After a mid-day meal, Calabressa and Reitzei walked up to the lodgings of the latter, where he got a few travelling things put together. By-and-by they went to the railway station, Calabressa suggesting that it was better for Reitzei to get away from London as soon as possible. The old albino saw his companion take his seat in the train for Dover, and then turned away and re-entered the busy world of the London streets.
The day was fine after the rain; the pavements were white and dry; he kept in the sunlight for the sake of the warmth; but he had not much attention for the sights and sounds around him. Now that this sudden scheme promised to be entirely successful, he could consider the probable consequences of that success; and, as usual, his first thought was about Natalie.
“Poor child—poor child!” he said to himself, rather sadly. “How could she tell how this would end? If she saves the life of her lover, it is at the cost of the life of her father. The poor child!—must misfortune meet her whichever way she turns?”

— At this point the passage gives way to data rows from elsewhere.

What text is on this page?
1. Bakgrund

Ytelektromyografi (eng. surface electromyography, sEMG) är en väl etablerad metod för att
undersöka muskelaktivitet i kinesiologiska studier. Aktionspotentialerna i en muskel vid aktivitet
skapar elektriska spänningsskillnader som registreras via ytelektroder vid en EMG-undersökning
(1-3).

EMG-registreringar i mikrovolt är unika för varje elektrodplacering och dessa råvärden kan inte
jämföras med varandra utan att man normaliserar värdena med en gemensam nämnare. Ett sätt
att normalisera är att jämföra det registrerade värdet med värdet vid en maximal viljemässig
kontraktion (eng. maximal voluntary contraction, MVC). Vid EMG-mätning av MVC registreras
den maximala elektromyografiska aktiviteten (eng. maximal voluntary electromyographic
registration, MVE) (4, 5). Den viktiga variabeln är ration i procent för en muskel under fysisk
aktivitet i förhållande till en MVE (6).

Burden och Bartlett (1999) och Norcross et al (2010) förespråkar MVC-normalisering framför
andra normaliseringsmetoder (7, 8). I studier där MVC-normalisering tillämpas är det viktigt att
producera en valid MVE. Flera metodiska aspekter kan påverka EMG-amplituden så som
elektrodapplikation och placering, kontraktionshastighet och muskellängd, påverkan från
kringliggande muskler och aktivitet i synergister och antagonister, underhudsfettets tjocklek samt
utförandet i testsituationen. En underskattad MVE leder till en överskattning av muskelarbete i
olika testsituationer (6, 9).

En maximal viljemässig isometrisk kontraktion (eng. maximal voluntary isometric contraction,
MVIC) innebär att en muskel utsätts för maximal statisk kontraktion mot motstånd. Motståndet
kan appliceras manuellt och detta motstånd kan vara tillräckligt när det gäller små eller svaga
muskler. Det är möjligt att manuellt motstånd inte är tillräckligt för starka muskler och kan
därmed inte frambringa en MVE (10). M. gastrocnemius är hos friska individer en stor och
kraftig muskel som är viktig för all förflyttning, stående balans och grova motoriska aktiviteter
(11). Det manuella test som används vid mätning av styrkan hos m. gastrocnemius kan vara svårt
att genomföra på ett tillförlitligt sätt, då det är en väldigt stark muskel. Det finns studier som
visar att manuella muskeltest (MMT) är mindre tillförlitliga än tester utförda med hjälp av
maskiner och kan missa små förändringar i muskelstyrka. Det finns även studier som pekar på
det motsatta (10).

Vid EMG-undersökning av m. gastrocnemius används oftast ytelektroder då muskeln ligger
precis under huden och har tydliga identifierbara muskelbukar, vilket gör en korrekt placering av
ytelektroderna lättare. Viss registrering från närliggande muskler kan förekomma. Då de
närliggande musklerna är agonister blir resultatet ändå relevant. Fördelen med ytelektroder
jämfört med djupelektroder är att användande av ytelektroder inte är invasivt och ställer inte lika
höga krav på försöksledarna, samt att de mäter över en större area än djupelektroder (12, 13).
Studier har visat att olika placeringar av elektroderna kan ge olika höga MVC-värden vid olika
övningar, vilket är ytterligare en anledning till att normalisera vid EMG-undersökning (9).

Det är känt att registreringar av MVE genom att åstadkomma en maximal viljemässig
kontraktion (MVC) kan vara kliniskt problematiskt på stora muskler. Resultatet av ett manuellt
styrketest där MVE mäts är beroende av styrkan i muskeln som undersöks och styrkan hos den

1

And then, too, some touch of compunction or even remorse entered into his own bosom. He had been so eager in the pursuit? he had been so anxious to acquit himself to the satisfaction of the Council, that he had scarcely remembered that his success would almost certainly involve the sacrifice of one who was at least an old colleague. Ferdinand Lind and Calabressa had never been the very best of friends; during one period, indeed, they had been rivals; but that had been forgotten in the course of years, and what Calabressa now remembered was that Lind and he had at least been companions in the old days.
“Seventeen years ago,” he was thinking, “he forfeited his life to the Society, and they gave it back to him. They will not pardon him this time. And who is to take the news to Natalie and the beautiful brave child? Ah, what will she say? My God, is there no happiness for any one in this world?”